Secure access to Office365 from an on-premise environment

Copper Contributor

thoughts on this one greatly appreciated.

 

The challenge comes from information as provided by articles such as this one https://techcommunity.microsoft.com/t5/Office-365-Blog/Getting-the-best-connectivity-and-performance...

The step - Assess bypassing proxies, traffic inspection devices and duplicate security which is available in Office 365 is the concerning one.

 

So if we take a step back and analyse how this is reviewed by security architects.

The recommendation is that we bypass proxies and traffic inspection devices creates challenges around tenancy restriction

  • This requires that we only allow from within the organisation access to their specific tenancy. The Microsoft way of handling this is to route the login page through a proxy which can perform the tenancy restriction and then the rest of the traffic can bypass the proxy (the pages that need to go direct however needs to be defined in a proxy PAC file which is considered by a lot of large orgs as onerous to manage).
  • For the direct access piece , Microsoft supply a list of IP addresses that basically includes half of Azure that organisations are advised to allow all internal IPs access on a specified list of ports. Should an individual be able to bypass the proxy (hardly rocket science) they can then just go direct to whatever tenancy they want. This is a huge risk as many of these organisations have 3rd parties working on site that can now (should SSL inspection not be enabled) upload documents etc. out of the organisation bypassing all traffic inspection devices. 

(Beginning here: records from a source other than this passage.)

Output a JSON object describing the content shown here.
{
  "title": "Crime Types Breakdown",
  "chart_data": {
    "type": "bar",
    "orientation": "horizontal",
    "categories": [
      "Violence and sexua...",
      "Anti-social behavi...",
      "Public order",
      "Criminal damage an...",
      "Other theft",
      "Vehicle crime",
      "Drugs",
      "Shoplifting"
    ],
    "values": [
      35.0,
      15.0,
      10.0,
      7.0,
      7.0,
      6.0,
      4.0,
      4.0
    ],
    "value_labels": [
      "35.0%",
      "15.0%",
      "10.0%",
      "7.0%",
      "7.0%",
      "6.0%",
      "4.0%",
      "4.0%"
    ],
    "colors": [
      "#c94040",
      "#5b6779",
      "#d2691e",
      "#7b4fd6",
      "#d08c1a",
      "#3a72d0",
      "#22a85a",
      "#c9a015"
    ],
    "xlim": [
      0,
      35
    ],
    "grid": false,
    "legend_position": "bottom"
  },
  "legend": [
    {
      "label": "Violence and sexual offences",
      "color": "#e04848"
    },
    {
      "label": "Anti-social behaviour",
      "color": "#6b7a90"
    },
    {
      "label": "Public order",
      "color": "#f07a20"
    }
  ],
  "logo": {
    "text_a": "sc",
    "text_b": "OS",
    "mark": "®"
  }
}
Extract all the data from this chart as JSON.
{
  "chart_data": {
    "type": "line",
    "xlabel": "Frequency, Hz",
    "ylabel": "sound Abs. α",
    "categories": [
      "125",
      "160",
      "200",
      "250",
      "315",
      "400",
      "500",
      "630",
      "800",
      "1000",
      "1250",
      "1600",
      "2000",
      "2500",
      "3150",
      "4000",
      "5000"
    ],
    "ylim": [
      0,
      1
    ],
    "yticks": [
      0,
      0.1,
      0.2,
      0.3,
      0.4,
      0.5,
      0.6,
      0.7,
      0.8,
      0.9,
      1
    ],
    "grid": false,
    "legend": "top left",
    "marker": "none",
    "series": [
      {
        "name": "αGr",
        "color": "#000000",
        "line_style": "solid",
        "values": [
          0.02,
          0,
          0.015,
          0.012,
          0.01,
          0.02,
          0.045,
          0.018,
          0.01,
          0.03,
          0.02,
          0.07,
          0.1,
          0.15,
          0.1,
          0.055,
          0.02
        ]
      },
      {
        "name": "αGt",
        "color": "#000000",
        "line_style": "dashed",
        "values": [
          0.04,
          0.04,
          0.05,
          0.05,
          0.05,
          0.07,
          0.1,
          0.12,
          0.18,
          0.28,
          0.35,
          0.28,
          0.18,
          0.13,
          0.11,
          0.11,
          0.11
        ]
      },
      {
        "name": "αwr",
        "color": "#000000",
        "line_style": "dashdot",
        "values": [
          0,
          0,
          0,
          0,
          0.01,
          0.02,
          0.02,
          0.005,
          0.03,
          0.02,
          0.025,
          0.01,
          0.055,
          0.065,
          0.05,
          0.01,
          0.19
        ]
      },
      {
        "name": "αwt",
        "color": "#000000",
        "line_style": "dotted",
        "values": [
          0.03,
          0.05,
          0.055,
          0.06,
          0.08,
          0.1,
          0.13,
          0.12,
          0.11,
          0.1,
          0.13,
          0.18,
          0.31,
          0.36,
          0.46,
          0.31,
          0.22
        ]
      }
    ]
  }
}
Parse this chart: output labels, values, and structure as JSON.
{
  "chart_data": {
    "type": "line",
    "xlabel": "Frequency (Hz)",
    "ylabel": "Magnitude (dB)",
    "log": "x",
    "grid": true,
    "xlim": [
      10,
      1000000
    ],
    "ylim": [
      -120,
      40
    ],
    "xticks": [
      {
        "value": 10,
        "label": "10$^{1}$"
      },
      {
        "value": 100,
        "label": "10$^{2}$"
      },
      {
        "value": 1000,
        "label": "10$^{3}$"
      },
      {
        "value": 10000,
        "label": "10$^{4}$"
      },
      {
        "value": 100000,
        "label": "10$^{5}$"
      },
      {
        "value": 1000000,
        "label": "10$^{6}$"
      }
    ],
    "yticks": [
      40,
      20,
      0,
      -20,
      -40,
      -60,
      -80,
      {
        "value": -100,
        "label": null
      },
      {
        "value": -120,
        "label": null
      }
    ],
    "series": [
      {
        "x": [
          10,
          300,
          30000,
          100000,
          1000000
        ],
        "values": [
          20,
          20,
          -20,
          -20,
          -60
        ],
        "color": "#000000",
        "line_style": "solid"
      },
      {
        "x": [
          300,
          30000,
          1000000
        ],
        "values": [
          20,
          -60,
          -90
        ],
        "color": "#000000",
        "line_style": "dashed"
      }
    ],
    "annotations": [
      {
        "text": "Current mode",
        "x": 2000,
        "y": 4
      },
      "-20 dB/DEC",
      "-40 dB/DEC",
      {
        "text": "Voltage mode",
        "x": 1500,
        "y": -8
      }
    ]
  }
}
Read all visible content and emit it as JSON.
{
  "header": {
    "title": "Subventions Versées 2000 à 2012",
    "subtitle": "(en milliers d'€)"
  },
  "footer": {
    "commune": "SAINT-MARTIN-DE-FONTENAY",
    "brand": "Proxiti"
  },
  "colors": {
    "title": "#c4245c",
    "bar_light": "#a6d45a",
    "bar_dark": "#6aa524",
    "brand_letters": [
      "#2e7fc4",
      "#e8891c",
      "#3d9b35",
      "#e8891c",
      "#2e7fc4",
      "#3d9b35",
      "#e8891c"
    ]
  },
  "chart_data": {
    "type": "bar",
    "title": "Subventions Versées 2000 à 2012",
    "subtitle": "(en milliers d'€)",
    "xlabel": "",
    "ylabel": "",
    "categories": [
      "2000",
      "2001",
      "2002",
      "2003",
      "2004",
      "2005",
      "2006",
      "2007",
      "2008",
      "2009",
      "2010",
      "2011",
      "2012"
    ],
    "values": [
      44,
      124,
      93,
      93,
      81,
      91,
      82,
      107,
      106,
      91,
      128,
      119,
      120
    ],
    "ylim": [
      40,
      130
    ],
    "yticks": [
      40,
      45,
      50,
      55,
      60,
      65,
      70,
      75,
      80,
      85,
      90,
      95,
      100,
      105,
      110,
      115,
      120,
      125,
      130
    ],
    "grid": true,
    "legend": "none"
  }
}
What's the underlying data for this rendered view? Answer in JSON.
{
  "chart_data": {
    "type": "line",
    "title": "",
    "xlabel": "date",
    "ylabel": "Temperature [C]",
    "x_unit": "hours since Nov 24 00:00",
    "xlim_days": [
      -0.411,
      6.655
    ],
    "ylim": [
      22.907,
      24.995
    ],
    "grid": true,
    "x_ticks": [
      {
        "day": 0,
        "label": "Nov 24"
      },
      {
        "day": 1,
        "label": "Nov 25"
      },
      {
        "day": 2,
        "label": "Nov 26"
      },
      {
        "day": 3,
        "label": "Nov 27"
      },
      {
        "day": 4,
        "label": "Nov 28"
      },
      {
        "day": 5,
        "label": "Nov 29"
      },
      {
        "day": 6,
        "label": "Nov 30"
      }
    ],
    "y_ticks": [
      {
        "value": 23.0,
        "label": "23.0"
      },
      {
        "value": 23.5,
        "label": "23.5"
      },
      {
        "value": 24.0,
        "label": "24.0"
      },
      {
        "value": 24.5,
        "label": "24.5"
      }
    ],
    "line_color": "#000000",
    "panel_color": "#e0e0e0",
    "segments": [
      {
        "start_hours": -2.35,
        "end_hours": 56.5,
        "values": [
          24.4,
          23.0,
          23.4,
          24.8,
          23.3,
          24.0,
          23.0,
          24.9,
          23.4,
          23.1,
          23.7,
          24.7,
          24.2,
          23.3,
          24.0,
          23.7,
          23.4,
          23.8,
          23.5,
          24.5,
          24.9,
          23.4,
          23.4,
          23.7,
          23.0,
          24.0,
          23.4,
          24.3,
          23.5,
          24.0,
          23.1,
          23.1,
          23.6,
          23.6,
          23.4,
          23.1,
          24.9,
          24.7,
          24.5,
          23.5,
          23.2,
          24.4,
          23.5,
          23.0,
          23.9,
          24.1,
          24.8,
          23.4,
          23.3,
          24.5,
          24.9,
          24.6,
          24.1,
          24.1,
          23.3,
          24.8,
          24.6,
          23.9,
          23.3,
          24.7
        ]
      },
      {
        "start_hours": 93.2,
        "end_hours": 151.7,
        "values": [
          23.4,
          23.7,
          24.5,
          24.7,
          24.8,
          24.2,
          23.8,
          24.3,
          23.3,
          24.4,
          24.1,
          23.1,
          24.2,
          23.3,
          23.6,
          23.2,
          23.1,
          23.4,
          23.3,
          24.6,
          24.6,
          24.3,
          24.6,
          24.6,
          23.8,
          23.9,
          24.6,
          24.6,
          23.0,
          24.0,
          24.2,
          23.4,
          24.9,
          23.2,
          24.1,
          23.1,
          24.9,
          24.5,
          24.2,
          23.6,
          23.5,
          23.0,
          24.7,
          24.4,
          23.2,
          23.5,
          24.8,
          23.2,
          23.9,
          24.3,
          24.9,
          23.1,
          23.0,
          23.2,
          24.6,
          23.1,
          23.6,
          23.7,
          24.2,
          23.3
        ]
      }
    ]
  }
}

The crux of the matter is that going direct and not performing ANY inspection on traffic allowed go direct creates a massive hole and avenue for data leakage for any organisation.

 

An NGFW is typically an inline device that can operate as firewall, IPS, application control, url filtering etc. It can perform the SSL inspection inline in a way that cannot be bypassed. They can also have an integration with the Microsoft web service that provides all of the IP address updates automatically so that the gateways do not need to be manually updated whenever Microsoft changes/updated the IP addresses.

 

However, performing this inspection goes against what Microsoft recommends which means a possible large security hole will be created.

 

What is the right thing to do?

1 Reply

Recommendations are just that, they are not mandatory, neither they are designed to apply to 100% of the customers out there. Follow them as closely as possible but don't let them be a restriction and make the best decision for your specific requirements.